Contemplatif

nat28

Projet Bradbury - Semaine 27

                Soixante-douze. Mon petit ticket indique le numéro soixante-douze. Je jette un œil à l'affichage lumineux et je compte le nombre de guichets ouverts : quatre. Le "quarante cinq" apparaît, en petits points rouges... Je ne suis pas sorti. Et je suis ravi.

 

                J'adore attendre. Je ne sais pas d'où me viens cette passion, mais je n'aime rien tant que de me poser sur une chaise métallique, froide et dure, pour ne rien faire, restant là, placidement, jusqu'à ce que mon tour arrive. Je me sens comme une vache dans un champ, entre deux passages de train, calme et détendu. Je n'ai à me soucier de rien, et j'ai une bonne excuse pour m'extraire de la folie du monde : un petit morceau de papier arraché à un distributeur rouge vif régit ma vie pour les minutes, parfois les heures, à venir.

 

                Je parle très peu de cette caractéristique un peu étrange de ma personnalité autour de moi. La plupart du temps, les gens ne me comprennent pas. Certains membres de ma propre famille me regarde bizarrement quand je leur narre un de mes après-midis fantastique dans une salle d'attente bondée. Mon père admire ma patience, ma femme me prend pour un dingue. A vrai dire, je me fiche de leur avis, l'attente encadrée étant le plus souvent une activité solitaire. Je dois juste supporter mes proches lors de la récupération des bagages à l'aéroport ou sur le quai du métro : c'est supportable.

 

                Pourquoi la plus majorité de l'humanité n'apprécie-t-elle pas ces instants vides qui, par petites touches, viennent ponctuer leur existence ? Soyons réalistes, nous vivons à 100 à l'heure, roulant à fond dans nos voitures pour ne pas manquer nos rendez-vous bien souvent abrégés par une quelconque obligation de nos interlocuteurs. Tout va plus vite.
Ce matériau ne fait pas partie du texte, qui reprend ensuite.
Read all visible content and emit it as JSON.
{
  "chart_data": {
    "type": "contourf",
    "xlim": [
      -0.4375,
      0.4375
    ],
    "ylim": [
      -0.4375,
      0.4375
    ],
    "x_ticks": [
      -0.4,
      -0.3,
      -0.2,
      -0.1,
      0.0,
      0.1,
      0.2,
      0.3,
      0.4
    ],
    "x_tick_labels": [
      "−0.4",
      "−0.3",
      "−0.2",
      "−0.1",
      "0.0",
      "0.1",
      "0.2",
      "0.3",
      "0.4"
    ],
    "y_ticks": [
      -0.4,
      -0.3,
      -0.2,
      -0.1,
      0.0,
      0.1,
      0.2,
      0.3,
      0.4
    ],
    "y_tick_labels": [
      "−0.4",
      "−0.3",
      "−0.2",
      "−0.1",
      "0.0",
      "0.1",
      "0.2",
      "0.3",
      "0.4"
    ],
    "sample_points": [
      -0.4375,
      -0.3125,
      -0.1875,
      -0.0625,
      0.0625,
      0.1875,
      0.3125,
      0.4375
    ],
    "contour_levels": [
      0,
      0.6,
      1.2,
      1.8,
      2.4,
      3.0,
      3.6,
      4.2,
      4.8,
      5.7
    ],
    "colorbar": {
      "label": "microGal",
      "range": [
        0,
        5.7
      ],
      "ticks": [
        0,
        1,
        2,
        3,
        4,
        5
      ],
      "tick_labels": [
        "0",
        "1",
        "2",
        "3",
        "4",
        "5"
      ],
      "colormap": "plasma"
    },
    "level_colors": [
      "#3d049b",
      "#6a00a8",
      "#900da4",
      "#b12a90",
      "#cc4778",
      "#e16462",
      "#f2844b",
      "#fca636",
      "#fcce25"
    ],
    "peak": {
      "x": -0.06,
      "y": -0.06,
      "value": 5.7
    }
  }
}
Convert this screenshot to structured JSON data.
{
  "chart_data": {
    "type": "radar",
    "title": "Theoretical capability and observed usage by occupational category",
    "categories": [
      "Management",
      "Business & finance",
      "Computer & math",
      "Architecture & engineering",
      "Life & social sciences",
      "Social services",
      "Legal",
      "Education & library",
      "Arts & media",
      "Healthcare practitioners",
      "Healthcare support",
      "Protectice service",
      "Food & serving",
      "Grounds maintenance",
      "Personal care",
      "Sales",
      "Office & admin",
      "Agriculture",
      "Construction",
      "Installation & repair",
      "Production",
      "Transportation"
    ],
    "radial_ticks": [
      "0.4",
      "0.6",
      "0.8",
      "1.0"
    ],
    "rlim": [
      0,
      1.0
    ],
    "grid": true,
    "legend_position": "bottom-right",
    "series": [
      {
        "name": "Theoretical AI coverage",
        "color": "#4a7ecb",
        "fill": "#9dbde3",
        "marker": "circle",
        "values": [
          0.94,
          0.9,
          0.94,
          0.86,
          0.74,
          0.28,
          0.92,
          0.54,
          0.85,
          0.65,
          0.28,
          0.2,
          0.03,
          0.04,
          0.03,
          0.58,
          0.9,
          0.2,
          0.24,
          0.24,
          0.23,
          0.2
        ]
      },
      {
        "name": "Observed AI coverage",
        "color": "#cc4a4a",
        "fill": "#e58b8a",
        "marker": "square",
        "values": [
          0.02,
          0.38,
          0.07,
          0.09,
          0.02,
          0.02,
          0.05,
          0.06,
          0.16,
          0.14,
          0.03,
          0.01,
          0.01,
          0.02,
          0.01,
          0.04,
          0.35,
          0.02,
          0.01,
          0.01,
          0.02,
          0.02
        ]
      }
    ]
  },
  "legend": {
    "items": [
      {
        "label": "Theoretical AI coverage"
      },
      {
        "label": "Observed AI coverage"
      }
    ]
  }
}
Tout va trop vite.

 

                Je me souviens de ma rencontre avec mon épouse, de nos longues promenades dans les parcs, des lettres envoyées patiemment rédigées, des missives reçues relues jusqu'à en connaître leur contenu par cœur... Et ce frisson incomparable lors de notre premier baiser, tant attendu. Quand je vois ma fille passer d'un homme à l'autre sans prendre le temps d'apprendre à découvrir son rendez-vous du jour... J'ai de la peine pour elle, elle manque quelque-chose.

 

                Loin de moi l'idée de comparer le romantisme aux heures perdues pour faire tamponner un formulaire par un employé de la sécu. Cependant, une impression fugace m'envahit parfois. Je me dis que la folle course en avant qu'est devenue ma vie me prive de moments de recul, de respirations, de minutes creuses et improductives durant lesquelles mon imagination se réveille.

 

                Dans une salle d'attente, je me perds dans mes pensées ou je m'amuse à imaginer la vie des personnes qui attendent aussi, autour de moi. Une femme accrochée à son portable devient une chef d'entreprise trop sollicitée, un homme silencieux se transforme en agent secret, un papa arrivant à calmer son bébé malade me paraît être un magicien...  Et quand je ne suis pas inspiré, je me replonge dans des souvenirs heureux, et je souris béatement au milieu de tous ces gens au visage fermé par la frustration.

 

                Pour moi, attendre seul est une bénédiction, tandis qu'attendre avec une autre personne se transforme rapidement en cauchemar. Je dois supporter les soupirs et les récriminations de mon accompagnateur, qui, en plus d'être inutiles, me coupe de mon monde intérieur. Je tente parfois d'entamer une conversation neutre, sur la pluie et le beau temps par exemple, afin d'éviter tout risque d'augmentation du stress de mon interlocuteur, ou, si je suis d'humeur moins conciliante, j'oriente mon binôme vers la pile de vieux magazines qui traine toujours dans un coin pour pouvoir me replonger dans mes pensées. Ca ne fonctionne pas à chaque fois.

 

                Les diodes du panneau d'affichage indique désormais le nombre "soixante". Chouette, j'ai encore un peu de temps devant moi. Un peu de temps pour moi.